Mas já que aqui estou, vou zapar um bocadinho. Hoje estou sozinho e isto distrai uma pessoa, cabeça longe daqui antes que a pressão do pensamento, corrimento de ideias vagas num encéfalo em implosão, a faça explodir, saltar-me a tampa. Da caixa de pandora, cliché, esqueletos nos armários, pedaços de uma pasta viscosa espalhados pelas paredes da sala e na alcatifa que ainda ontem limpei. Coisas sujas na mioleira que nos atropelam a consciência, o animal em cada um. Vou mudar de canal. Mais fácil do que isto...

Eis-me então transportado, conectado ao aparelho, virtualmente hipnotizado pela magia do televisor. Os coelhos, bichos marotos, multiplicam-se bem depressa. Está a dar no Odisseia, a cartola mesmo cheia e a coelhada a brotar. Ilusionismo. Não sei se levite ou me limite a desaparecer, a cerveja fresca acabou e o dedo mindinho do pé lateja, sangrento. O comando à distância é um fraco equipamento, muito cheio de limitações. Ou nem por isso, pois zapei para outro lado e ela lá está, fresquinha, ao alcance de cada consumidor potencial. Publicidade. A toda a hora, isso é que irrita. Bombardeiam-nos sem misericórdia, verdadeira lobotomia, consome cidadão! E nós consumimo-nos, de facto, à procura da tal cenoura que não fez vinte anos estava logo ali. Ao virar da esquina. Fantasia dourada, lantejoulas. O dinheiro que nos sustenta ambições desmedidas, nos endivida e atormenta. A tormenta é viver.

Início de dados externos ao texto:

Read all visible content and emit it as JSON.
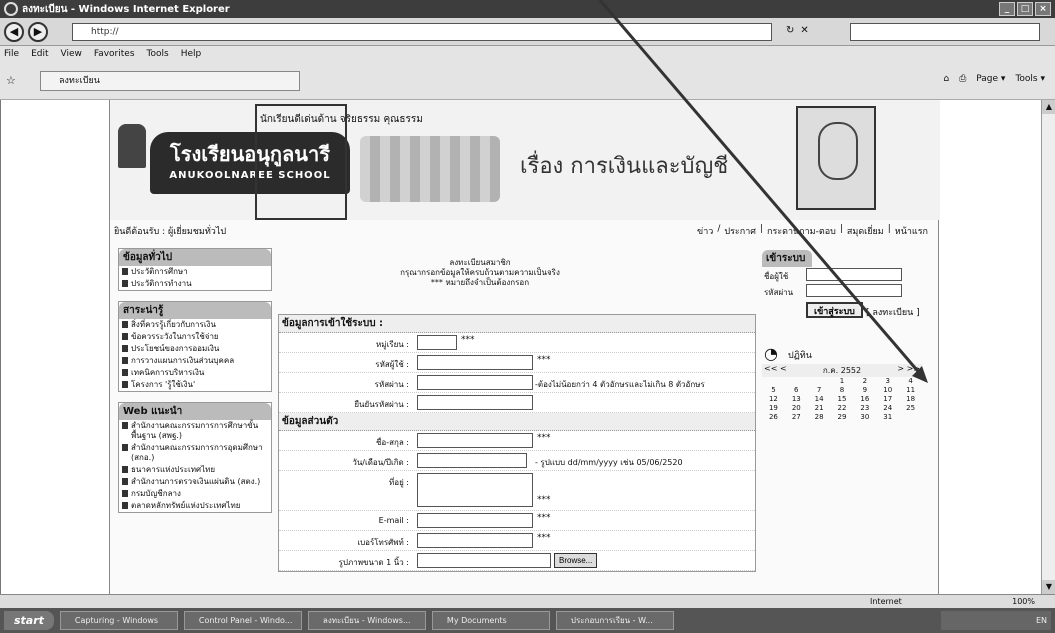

Ouço vozes distantes, mudei outra vez. Película desbotada, a preto e branco, amores antigos e puritanos, beijos postiços e falso pudor. O mundo não era tão diferente assim, nesses dias.

Eu zapo e rezapo, saltito entre programas, nada prende a atenção. Ópera e futebol, moda e rock & roll, novelas intermináveis, criaturas abomináveis. E sem querer já versejei. Na adolescência acreditei-me poeta, talhava versos na madeira carcomida do tampo da carteira onde sonhava acordado e nada aprendia. Porque não gostava de estar ali. Aqui já estive melhor, mas calhou fartar-me de mim. Como os outros se fartaram.

O ecran não desdenha, a audiência é raínha, monarca destronada do principado da estupidez. A independência acabou e se existe soberania é no rosto do comando e no gesto de premir a gosto um simples e disciplinado botão. Subserviente como um candidato a gerente na visita do patrão.

Fico muito perturbado, nestes serões de elevada alcoolémia, quando as dezenas de opções se conjugam como sedativos letais e nos enfadonham demais. Até à exaustão.

Horror! Fui parar ao noticiário, onde a vida é aziaga e medonha, as coisas acontecem à minha volta macabras, guerra, fome, todo o tipo de tragédia, desastres e afins, estatística arrepiante de um planeta em convulsão. Morre gente a toda a hora, mesmo ao pé da minha porta. De saída, para o refúgio sagrado onde me escondo e atrofio. Sem ideias, vazio, com ganas de morrer.

Carrego furioso na merda do botão, quero sair deste catálogo infernal de atrocidades que me deprimem, bem depressa. Por favor...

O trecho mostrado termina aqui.